Ce combat naval fut, par le nombre des bâtimens, le plus mémorable combat d’Hellènes contre des Hellènes. Après avoir poursuivi les Corcyréens jusqu’à terre, les Corinthiens se mirent à recueillir les débris des vaisseaux et les morts. Ils en recouvrèrent la plus grande partie, qu’ils transportèrent aux Sybotes, port désert de la Thesprotide, où une armée de Barbares venait de leur apporter du secours. Ils se rallièrent ensuite, et firent voile de nouveau contre les Corcyréens. Ceux-ci vinrent à leur rencontre avec ce qui leur restait de vaisseaux en état de tenir la mer, et les bâtimens Athéniens : ils craignaient qu’ils ne tentassent une descente dans leur île. Il était déjà tard, et l’on commençait à chanter le pæan pour se préparer à charger, quand les Corinthiens, ramant en sens contraire, firent partir la poupe la première. Ils voyaient s’avancer vingt navires d’Athènes qu’on avait expédiés après le départ des dix autres, dans la crainte, ce qui était arrivé, que les Corcyréens ne fussent vaincus, et que ce fût trop peu des premiers vaisseaux pour les défendre.

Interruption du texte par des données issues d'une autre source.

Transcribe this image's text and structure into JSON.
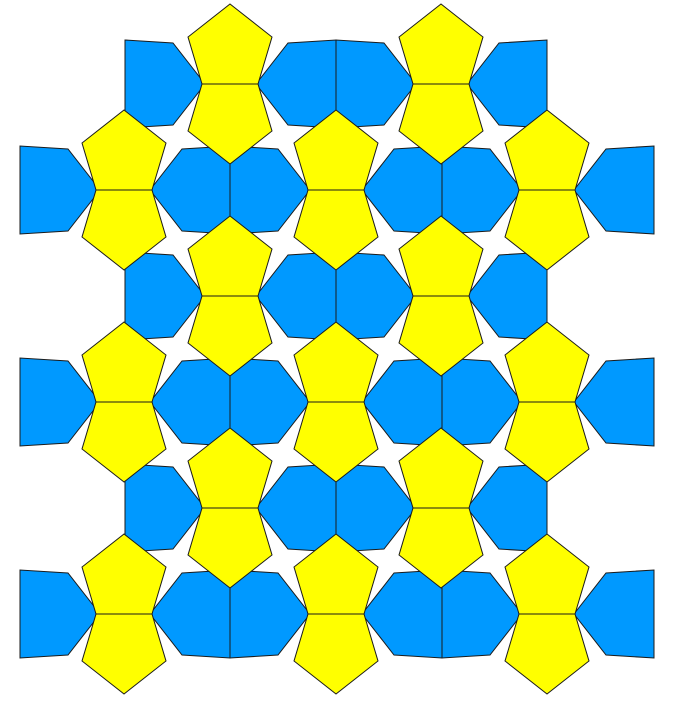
{
  "colors": {
    "background": "#FFFFFF",
    "pentagon_blue": "#0099FF",
    "pentagon_yellow": "#FFFF00",
    "outline": "#1A1A1A"
  },
  "pattern": {
    "description_label": "",
    "tile_shape": "pentagon",
    "motifs": [
      {
        "type": "yellow-bowtie",
        "fill": "pentagon_yellow"
      },
      {
        "type": "blue-bowtie",
        "fill": "pentagon_blue"
      }
    ]
  }
}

Chap. 51. Les Corinthiens furent les premiers à les apercevoir ; ils en soupçonnèrent plus qu’ils n’en voyaient, ce qui les faisait reculer. Comme ces bâtimens venaient d’un côté où ne pouvait porter la vue des Corcyréens, ils ne les découvrirent pas, et la manœuvre des Corinthiens les étonnait ; mais enfin ceux des leurs qui les aperçurent les premiers, s’écrièrent qu’une flotte venait les attaquer. Aussitôt les Corcyréens firent retraite ; car le jour tombait ; les Corinthiens virèrent de bord et se retirèrent en désordre. Ainsi les deux partis se séparèrent. Le combat ne finit qu’à la nuit.

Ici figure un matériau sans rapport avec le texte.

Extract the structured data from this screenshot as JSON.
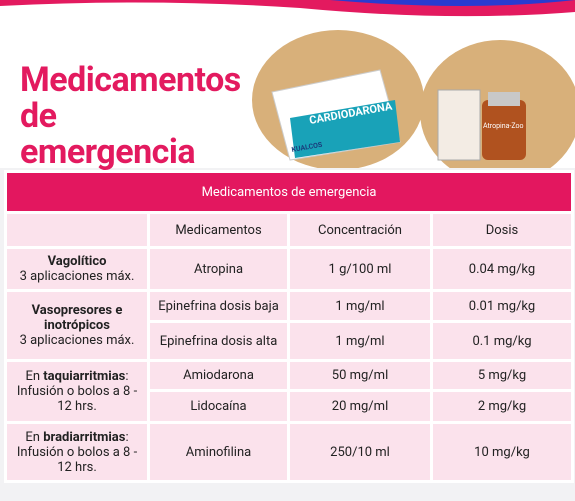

Les Corcyréens avaient leur camp à Leucimne, et les vingt vaisseaux d’Athènes, flottant à travers les morts et les débris de navires, y abordèrent peu de temps après qu’on les eut aperçus. Ils avaient pour commandans Glaucon, fils de Léagre, et Andocide, fils de Léogoras. Les Corcyréens, dans l’obscurité, avaient d’abord craint que ce ne fussent des vaisseaux ennemis ; mais dès qu’ils les eurent reconnus, ils les aidèrent à entrer dans la rade.

Chap. 52. Le lendemain, les trente vaisseaux d’Athènes sortirent du port avec ceux des Corcyréens qui étaient en bon état. Ils cinglèrent vers les Sybotes, où mouillaient les Corinthiens ; peut-être livreraient-ils une nouvelle action. Ceux-ci mirent à la voile et s’avancèrent en ordre de bataille ; mais arrivés en haute mer, ils restèrent dans l’inaction. Ils n’avaient pas envie d’engager une affaire, à la vue du renfort que venaient de recevoir les Athéniens. D’autres difficultés les arrêtaient : la garde des prisonniers qu’ils avaient à bord, et l’absence de tout moyen pour radouber, dans une solitude, ceux de leurs bâtimens maltraités. D’ailleurs, quel moyen d’effectuer une retraite ? Les Athéniens, depuis qu’ils en étaient venus aux mains avec eux, ne regarderaient-ils pas la trève comme rompue, ne s’opposeraient-ils pas à leur retour !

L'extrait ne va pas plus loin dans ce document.